Yemenis respond to the Saudi-led coalition hardly and softly!
The Yemeni army forces launched drone attacks on Tuesday against military airbase in Khamis Mushayt of Asir province in the south of Saudi Arabia on Tuesday, the army spokesman said in a statement obtained by YemenExtra.
The Qasef 2K drones targeted military facilities and aircraft hangars in the airbase, hitting the targets accurately, spokesman confirmed.
He added the strikes come in retaliatory response to the war crimes and violations against the Yemeni people.
Leader of the Revolution Sayyed Abdulmalik al-Houthi met on the same day with the UN envoy to Yemen Martin Griffiths to discussed the UN-sponsored Sweden agreement developments on Hodeidah province.
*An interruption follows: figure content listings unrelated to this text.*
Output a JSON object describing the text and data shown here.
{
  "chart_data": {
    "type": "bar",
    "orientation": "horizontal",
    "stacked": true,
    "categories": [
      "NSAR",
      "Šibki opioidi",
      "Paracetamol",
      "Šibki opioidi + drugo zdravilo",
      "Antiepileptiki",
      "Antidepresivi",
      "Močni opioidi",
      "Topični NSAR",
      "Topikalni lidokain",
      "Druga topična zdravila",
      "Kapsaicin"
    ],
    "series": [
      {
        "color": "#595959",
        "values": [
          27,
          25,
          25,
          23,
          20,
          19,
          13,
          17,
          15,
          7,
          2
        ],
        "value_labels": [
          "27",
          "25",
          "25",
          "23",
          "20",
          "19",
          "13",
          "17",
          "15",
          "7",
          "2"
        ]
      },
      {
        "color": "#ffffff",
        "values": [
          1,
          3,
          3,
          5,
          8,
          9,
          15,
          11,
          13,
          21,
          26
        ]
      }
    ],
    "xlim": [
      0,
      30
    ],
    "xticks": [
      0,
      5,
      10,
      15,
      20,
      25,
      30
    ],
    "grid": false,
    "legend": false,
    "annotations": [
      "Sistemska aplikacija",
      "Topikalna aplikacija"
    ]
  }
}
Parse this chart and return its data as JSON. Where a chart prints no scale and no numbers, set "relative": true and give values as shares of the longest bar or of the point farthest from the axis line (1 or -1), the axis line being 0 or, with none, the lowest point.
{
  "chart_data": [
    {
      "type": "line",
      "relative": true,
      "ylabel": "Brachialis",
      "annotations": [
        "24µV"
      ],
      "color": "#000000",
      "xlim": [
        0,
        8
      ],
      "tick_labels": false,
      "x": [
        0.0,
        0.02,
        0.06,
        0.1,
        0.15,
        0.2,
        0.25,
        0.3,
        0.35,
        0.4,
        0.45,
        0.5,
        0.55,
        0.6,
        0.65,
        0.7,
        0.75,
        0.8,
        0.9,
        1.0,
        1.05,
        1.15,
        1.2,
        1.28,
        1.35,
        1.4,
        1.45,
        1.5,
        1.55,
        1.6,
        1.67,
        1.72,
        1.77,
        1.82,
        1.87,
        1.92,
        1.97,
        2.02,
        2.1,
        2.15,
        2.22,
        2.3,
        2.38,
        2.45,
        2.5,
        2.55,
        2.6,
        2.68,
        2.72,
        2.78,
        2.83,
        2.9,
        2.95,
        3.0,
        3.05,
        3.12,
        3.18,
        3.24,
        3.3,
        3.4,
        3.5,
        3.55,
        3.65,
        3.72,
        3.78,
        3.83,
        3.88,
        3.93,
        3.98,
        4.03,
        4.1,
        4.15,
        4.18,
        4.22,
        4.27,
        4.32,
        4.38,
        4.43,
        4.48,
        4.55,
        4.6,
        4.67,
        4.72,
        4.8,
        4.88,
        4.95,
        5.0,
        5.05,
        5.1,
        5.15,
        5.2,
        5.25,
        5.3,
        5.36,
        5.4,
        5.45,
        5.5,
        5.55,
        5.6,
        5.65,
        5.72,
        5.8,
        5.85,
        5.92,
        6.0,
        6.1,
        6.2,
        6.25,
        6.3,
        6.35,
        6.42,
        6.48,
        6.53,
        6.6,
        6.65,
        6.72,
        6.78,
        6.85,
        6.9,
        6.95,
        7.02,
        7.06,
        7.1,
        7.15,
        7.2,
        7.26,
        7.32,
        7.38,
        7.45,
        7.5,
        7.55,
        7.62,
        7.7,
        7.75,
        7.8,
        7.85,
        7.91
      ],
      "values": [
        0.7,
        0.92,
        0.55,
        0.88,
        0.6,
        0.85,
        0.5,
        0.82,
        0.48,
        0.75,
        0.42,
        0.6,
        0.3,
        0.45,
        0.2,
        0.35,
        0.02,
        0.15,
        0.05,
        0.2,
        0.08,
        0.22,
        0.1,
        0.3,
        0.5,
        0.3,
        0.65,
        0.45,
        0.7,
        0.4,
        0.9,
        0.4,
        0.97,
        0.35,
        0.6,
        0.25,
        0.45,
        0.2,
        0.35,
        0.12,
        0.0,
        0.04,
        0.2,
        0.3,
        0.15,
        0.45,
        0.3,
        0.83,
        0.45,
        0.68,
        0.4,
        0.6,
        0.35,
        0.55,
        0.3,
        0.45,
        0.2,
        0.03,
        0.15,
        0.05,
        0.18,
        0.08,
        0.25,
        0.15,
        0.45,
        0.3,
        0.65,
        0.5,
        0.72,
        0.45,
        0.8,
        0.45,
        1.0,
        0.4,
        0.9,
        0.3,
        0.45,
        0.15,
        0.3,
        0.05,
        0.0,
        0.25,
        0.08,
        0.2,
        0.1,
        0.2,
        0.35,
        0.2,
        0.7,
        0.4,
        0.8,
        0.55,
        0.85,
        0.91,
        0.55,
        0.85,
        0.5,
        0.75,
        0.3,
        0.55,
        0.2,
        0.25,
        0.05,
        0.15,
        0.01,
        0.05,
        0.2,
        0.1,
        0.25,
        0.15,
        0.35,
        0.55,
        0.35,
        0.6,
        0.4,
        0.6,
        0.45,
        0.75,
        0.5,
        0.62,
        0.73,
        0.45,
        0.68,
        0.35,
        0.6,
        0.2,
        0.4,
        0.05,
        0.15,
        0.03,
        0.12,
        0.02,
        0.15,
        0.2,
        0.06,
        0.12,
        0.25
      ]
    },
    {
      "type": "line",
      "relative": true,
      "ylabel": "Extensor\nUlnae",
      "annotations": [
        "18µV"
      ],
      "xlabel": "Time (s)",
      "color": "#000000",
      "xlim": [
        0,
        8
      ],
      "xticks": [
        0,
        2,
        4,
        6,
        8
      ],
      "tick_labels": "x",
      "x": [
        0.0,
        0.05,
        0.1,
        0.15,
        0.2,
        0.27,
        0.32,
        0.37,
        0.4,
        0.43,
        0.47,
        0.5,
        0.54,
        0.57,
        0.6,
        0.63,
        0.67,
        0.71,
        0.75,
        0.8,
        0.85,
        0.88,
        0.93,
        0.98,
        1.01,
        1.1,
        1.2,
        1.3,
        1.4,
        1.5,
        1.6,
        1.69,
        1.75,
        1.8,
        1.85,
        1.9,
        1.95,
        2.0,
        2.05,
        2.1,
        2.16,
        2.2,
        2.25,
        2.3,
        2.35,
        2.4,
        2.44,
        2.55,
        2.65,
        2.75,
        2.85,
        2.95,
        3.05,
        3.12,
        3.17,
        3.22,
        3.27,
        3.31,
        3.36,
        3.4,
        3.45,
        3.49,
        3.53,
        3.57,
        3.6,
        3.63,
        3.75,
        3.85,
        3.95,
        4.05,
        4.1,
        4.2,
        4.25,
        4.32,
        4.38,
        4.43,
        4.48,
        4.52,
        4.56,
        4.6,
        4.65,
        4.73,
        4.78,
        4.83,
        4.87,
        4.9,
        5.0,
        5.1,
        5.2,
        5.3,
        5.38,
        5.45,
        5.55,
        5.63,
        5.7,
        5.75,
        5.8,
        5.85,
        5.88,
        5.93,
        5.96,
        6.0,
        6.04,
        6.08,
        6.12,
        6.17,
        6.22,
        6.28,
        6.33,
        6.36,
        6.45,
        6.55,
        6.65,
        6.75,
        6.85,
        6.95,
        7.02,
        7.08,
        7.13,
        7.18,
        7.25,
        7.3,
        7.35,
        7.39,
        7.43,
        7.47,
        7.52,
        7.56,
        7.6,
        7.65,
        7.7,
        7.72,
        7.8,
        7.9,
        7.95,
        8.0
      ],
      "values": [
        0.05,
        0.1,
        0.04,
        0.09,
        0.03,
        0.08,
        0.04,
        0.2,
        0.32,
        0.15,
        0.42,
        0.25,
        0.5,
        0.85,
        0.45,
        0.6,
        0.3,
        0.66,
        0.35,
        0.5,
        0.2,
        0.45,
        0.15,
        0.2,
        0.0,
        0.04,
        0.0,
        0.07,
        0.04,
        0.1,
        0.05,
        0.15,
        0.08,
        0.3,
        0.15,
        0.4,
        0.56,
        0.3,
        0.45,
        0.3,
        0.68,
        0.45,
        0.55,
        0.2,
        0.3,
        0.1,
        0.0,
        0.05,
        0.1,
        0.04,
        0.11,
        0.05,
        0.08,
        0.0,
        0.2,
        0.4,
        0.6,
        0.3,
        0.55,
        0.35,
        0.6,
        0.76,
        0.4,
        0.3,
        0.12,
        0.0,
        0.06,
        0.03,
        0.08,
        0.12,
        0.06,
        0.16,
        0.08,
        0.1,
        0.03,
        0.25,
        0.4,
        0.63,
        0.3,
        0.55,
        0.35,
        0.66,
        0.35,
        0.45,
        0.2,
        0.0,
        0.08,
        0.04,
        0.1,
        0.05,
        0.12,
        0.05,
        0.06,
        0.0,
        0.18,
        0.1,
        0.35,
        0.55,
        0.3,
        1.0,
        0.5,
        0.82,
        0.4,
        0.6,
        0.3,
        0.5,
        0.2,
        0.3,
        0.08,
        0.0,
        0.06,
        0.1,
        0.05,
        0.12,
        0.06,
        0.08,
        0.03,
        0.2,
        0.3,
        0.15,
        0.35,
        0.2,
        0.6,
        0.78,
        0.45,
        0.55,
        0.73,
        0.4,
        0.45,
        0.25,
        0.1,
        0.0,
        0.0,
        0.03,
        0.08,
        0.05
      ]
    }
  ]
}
At the meeting, al-Houthi held the coalition and its paid fighters the fully responsible for the crimes and violations committed against citizens in Hodeidah.
“Yemen is ready for a just peace if the aggression states stop the brutal war, lift the unjust siege for airports and ports,” al-Houthi said.
During the meeting, Sayyed al-Houthi touched upon the Supreme Political Council’s initiative to open a special account at the Central Bank branch in Hodeidah for the states employees’ salaries, reminding the United Nations that the initiative agreeing with Stockholm Agreement.
In March 2015, the US -backed –Saudi-led coalition started a war against Yemen with the declared aim of crushing the Houthi Ansarullah movement, who had taken over from the staunch Riyadh ally and fugitive former president Abd Rabbuh Mansur Hadi, while also seeking to secure the Saudi border with its southern neighbor. Three years and over 600,000 dead and injured Yemeni people and prevented the patients from travelling abroad for treatment and blocked the entry of medicine into the war-torn country, the war has yielded little to that effect.
Despite the coalition claims that it is bombing the positions of the Ansarullah fighters, Saudi bombers are flattening residential areas and civilian infrastructures.
More than 2,200 others have died of cholera, and the crisis has triggered what the United Nations has described as the world’s worst humanitarian disaster.